Maricá/RJ,

Um Novo Modo de Ler

                       Muniz Sodré

Eis um fato que hoje pouco se comenta (ou que, na verdade, pouco se sabe): o livro não tinha maior importância na aurora do sistema de pensamento que veio a se chamar de Ocidente. Isto foi frisado por Heidegger. Pensar, para o antigo grego, era atividade pública e oral.

Em nossa modernidade, entretanto, a forma codex (escrita unidirecional, páginas organizadas em cadernos e costuradas), depois chamada livro, impôs-se aos usos e aos espíritos como locus do conhecimento centrado, da leitura que constitui pastoralmente a cidadania, da produção do sentido e do real medidos pela escala do humanismo. O livro é a melhor das metáforas para a educação, para o conhecimento que, no passado fordista, garantiu a ascensão social dos estratos mais pobres e sem o qual não se pode hoje conceber dinâmica de crescimento econômico. Tal é horizonte em que o livro foi olhado pelos pobres como tábua de salvação.

Por isso, guardar o livro e estimular a sua circulação por políticas adequadas implicam preservar o fio condutor das idéias que garantem a transmissão intergeracional do sentido de povo e de Nação.

Essa transmissão faz parte do segredo da cultura.

Mas estamos inclinados a achar que o futuro humano dos modos de transmissão do saber depende não tanto da mera natureza técnica do dispositivo (bits ou papel), e sim da conquista de uma forma suscetível de nos oferecer abrigo contra os perigos de morte do sentido. Pensamos que, para isso, seria necessário termos como ponto de partida o fato que a leitura é, hoje, uma prática heterogênea ou plural.

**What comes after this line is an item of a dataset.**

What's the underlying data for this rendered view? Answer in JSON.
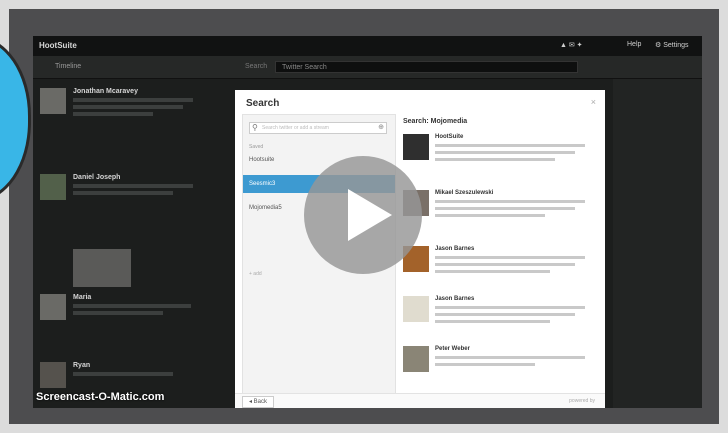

Ou seja, há novos modos de ler.

De fato, o impresso (livro, revista, jornal, etc.) não é a única coisa que se lê. Basta atentarmos para todas as acepções da palavra latina interpretari, para nos darmos conta de que ela significa também ‘ler’ — e numa maior amplitude do que legere, que se consolidou com o sentido de recolher e juntar as letras dentro das regras da razoabilidade (o logos moderno) unidimensional e linear. Na verdade, nós estamos lendo quando interpretamos um anúncio publicitário, um outdoor, um videoclipe. E certamente lemos um hipertexto — em que fazemos necessariamente conexões com uma textualidade diversa — de maneira diferente de um livro.

Há, portanto, uma diversidade de escritas, assim como uma diversidade de leituras.

Essa diversidade é acelerada pelas tecnologias do virtual, essas mesmas que conformam uma nova ambiência comunicativa e formas novíssimas de existência. Trata-se do que vimos chamando de bios midiático, ou seja, uma nova forma de vida que implica indistinção entre tela e realidade — realidade ‘tradicional’, bem entendido, uma vez que a realidade de hoje já se constitui dentro da integralidade do espetáculo ou da imagem a que aspira o virtual.

Por conseguinte, as novas formas de escrita e de leitura circulam no mesmo contexto sócio-cultural dos modelos industriais que transformam a vida em sensação ou em entretenimento. É o contexto de uma economia poderosa voltada para a produção e consumo de filmes, programas televisivos, música popular, parques temáticos, jogos eletrônicos.

Mas o importante a se notar aqui é que a diversidade de escritas e leituras implica o descentramento cultural do livro, isto é, a perda do monopólio clássico de manutenção da memória e transmissão da cultura. Este é um movimento irreversível, principalmente quando se considera que é a juventude o sujeito coletivo da apropriação dessas novas escritas e leituras.

Em princípio, deveríamos nos rejubilar com essa verdadeira mutação cultural. Entretanto, somos levados a ponderar sobre a ausência de mediações ético-políticas para a relação que se estabelece entre esses jovens e as grandes organizações industriais, responsáveis pela produção e venda dos textos (letrados e imagísticos) que suscitam a diversidade de leituras. A única lógica aí predominante é a do mercado, e não da escola, esta forma de transmissão da cultura, baseada no livro, que vem criando os quadros das profissões e da cidadania desde o começo da modernidade européia.

Ao Estado impõe-se certamente a obrigação de formular políticas públicas de cultura capazes de construir as mediações requeridas pela mutação tecnológica e cultural em andamento. O Ministério da Cultura e o Ministério da Educação são os braços do Estado que já movimentam ativamente neste sentido.

Muniz Sodré é doutor em Comunicação Social, pesquisador, autor de livros, professor titular da UFRJ.